Shopping malls are facing strong competition and effective loyalty programs boost customer retention. The primary goal of the loyalty scheme is to promote loyalty at the mall, increase footfall whilst understanding shopping habits. With large number of stores and various receipt formats in a mall, the process of manual checking and verification of the data submitted in place did enable rewards to be issued, but proved slow, expensive, inconsistent, and non-scalable. It did not include the valuable line item/product information the mall needed to understand the shopping habits. Therefore, one of the largest shopping malls used Azure Form Recognizer automating receipt scanning and data extraction and feeding the data as rewards points into the customer’s loyalty program, which greatly improved customer shopping experience.
In this project, the key fields that need to be extracted to feed into reward systems are:
Given there are more than 1000 mixed language receipt formats and no clear identifiable patterns on where retailers would place line items on receipts, and some customized fields need to be extracted, a combination of Form Recognizer Receipts prebuilt and Custom Form are used to achieved 90%+ overall accuracy.
Below solution architecture is built to meet customer requirements
The solution follows a serverless PAAS architecture using Azure Functions.

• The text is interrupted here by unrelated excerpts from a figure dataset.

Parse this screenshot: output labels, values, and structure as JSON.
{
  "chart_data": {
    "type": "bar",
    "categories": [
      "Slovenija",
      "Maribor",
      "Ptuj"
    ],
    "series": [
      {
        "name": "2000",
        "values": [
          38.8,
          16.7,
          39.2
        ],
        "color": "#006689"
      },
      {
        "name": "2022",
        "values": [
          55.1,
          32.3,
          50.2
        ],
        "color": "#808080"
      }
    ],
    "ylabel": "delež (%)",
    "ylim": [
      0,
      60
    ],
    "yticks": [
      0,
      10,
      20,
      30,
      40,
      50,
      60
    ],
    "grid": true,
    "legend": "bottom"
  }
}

For Ingestion, the trigger function is used to pull the data into Azure Blob.
For each store, the master details such as store name, unit number etc. are stored as additional metadata in a table storage. All the trained model IDs are tagged to each store in the table storage again.
For each receipt format, Form Recognizer Sample Labeling Tool is used to prepare the labeled data for training Custom Form models. Form Recognizer is called from the Azure Functions because once the data has been extracted with the help of some business functions, the formatted data is provided to the client.

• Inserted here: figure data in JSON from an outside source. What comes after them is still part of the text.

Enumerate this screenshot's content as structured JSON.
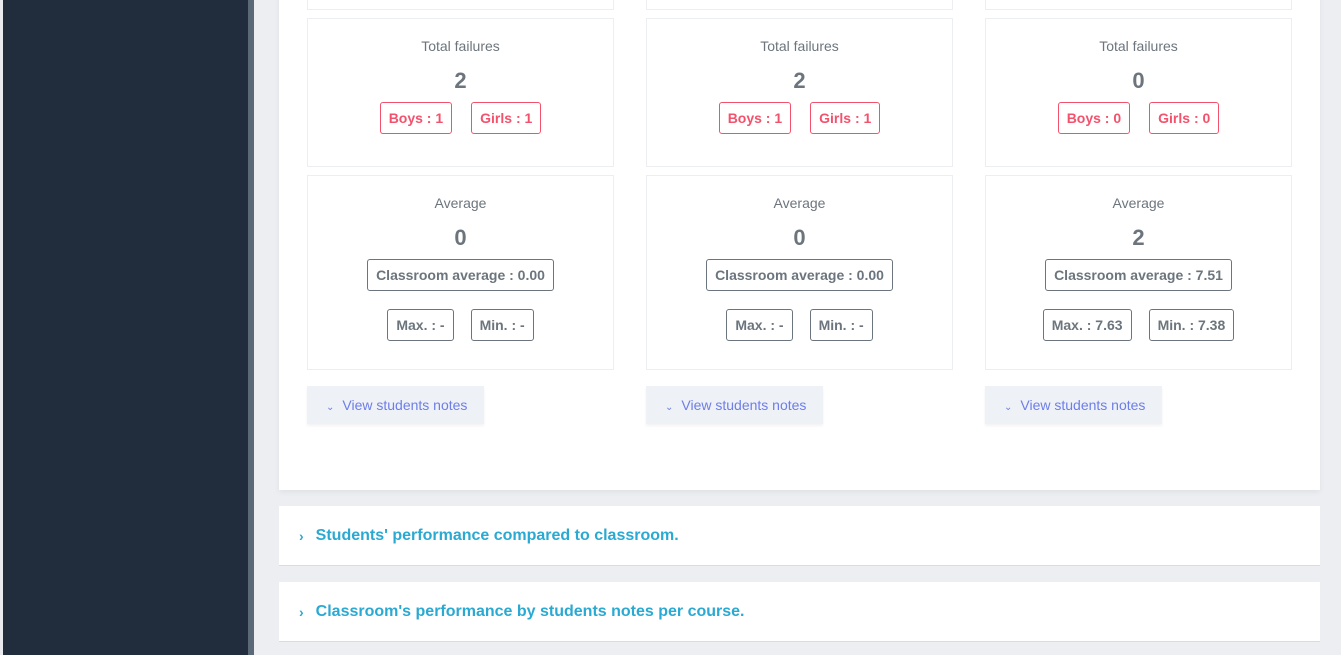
{
  "columns": [
    {
      "failures": {
        "label": "Total failures",
        "value": "2",
        "boys": "Boys : 1",
        "girls": "Girls : 1"
      },
      "average": {
        "label": "Average",
        "value": "0",
        "classroom": "Classroom average : 0.00",
        "max": "Max. : -",
        "min": "Min. : -"
      },
      "button": "View students notes"
    },
    {
      "failures": {
        "label": "Total failures",
        "value": "2",
        "boys": "Boys : 1",
        "girls": "Girls : 1"
      },
      "average": {
        "label": "Average",
        "value": "0",
        "classroom": "Classroom average : 0.00",
        "max": "Max. : -",
        "min": "Min. : -"
      },
      "button": "View students notes"
    },
    {
      "failures": {
        "label": "Total failures",
        "value": "0",
        "boys": "Boys : 0",
        "girls": "Girls : 0"
      },
      "average": {
        "label": "Average",
        "value": "2",
        "classroom": "Classroom average : 7.51",
        "max": "Max. : 7.63",
        "min": "Min. : 7.38"
      },
      "button": "View students notes"
    }
  ],
  "accordions": [
    {
      "title": "Students' performance compared to classroom.",
      "icon": "chevron-right-icon"
    },
    {
      "title": "Classroom's performance by students notes per course.",
      "icon": "chevron-right-icon"
    }
  ],
  "colors": {
    "sidebar": "#212d3d",
    "failure": "#f3526d",
    "accent": "#2aa9d2",
    "button_text": "#6d7ee8"
  }
}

Azure Event Grid also plays a vital role in the architecture, since the functions has a timeout of 10 minutes, each sub sections are segregated into event-triggered functions and run as batch process. The prebuilt Receipts model and Custom Form model are called to generate the final output.

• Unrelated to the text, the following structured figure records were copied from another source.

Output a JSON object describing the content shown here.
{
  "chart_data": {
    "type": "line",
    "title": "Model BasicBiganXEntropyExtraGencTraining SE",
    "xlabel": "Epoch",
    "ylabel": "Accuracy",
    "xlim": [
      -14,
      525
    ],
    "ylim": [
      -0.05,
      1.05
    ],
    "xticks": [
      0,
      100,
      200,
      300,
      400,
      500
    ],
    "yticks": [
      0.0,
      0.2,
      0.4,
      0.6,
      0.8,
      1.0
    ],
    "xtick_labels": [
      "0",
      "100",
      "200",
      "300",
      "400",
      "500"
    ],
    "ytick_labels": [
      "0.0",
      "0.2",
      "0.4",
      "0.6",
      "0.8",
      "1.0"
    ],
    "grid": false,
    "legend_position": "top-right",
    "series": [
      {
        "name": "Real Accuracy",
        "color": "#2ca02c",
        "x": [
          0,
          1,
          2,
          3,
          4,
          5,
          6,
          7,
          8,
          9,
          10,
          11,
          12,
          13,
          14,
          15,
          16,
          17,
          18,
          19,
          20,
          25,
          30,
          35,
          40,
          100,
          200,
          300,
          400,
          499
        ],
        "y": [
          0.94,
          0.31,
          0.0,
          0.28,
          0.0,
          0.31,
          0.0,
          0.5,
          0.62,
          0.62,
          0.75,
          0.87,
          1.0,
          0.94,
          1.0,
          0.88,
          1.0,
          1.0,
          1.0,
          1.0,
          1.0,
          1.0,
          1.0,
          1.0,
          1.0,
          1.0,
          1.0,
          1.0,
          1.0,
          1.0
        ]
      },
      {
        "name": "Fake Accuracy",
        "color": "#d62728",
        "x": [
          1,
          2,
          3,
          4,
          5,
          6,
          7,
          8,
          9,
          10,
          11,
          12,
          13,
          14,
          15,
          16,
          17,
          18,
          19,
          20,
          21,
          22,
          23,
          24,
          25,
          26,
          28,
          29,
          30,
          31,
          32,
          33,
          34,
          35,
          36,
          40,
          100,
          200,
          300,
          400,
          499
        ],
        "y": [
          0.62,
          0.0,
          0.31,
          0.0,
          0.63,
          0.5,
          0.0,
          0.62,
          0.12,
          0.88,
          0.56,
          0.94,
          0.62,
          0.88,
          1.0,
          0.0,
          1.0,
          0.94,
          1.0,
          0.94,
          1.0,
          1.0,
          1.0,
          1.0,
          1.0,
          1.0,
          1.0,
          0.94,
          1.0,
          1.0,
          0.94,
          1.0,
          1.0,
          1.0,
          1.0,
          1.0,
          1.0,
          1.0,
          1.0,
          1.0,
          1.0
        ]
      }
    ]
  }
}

Event Grid has an auto failover mechanism in the event of any failures within the function.
Azure Storage (Blob/Table) are used for storing training data, store metadata, request response logs and custom model’s information.
How the solution works
Step 1-2: The client (mobile) application sends a request to an Http Function and function gets all data from body and publishes it as an event and returns an acknowledgement message.
Step 3-5: The prebuilt Receipts API is called from a grid-triggered function to extract some information like Time, Date etc.… Fields like Store Name, Total Amount and Receipt Number has been extracted with Custom models. To identify which model to call for a receipt, there’s a metadata of synonyms that uniquely identify the store from others.
Step 6: Once the Form Recognizer returns the fields, Business logic is used to clean and format the data. Then the data is returned to their Webhook.
Step 7: There are timer triggers in the flow which collects data like the Active/Inactive stores at customer side.
Below pre-processing techniques were employed to clean the incoming receipts.
One custom cleaning to reduce it to 5 inches (so the processing can be standardized, which helped)
A filter to exclude any files larger than 50 MB, this was a requirement from Form Recognizer on its own.
Date format conversion was a key logic to increase the date field accuracy into a common format from different templates. A mapping table is maintained to understand the style of the formats for each store as to some stores represent it in dd/mm/yyyy or mm/dd/yyyy format.
Amount Data Clean-up - Removing currency, decimal, Alphanumeric character suffix -prefix, comparing with Prebuilt model output if custom is empty, Number of characters in total amount(exceeds), regex for pattern detection and recognition, etc.
A 2-layer approach is employed to identify the correct model. The output from Prebuilt Receipts in the step 1 is used for co-relating the store name present in the master synonym database.
Synonym was a key aspect of making sure that the correct model is identified and then the relevant store model is called to extract the final field sets. If Synonym approach fails, the plain OCR text for a keyword match will be used as step 2.
With 5000+ receipts analyzed daily from 1200+ stores, the solution can achieve an overall accuracy of 90%+ daily. The accuracy can be iteratively improved by addressing edge cases in production and upgraded to Form Recognizer v3.0.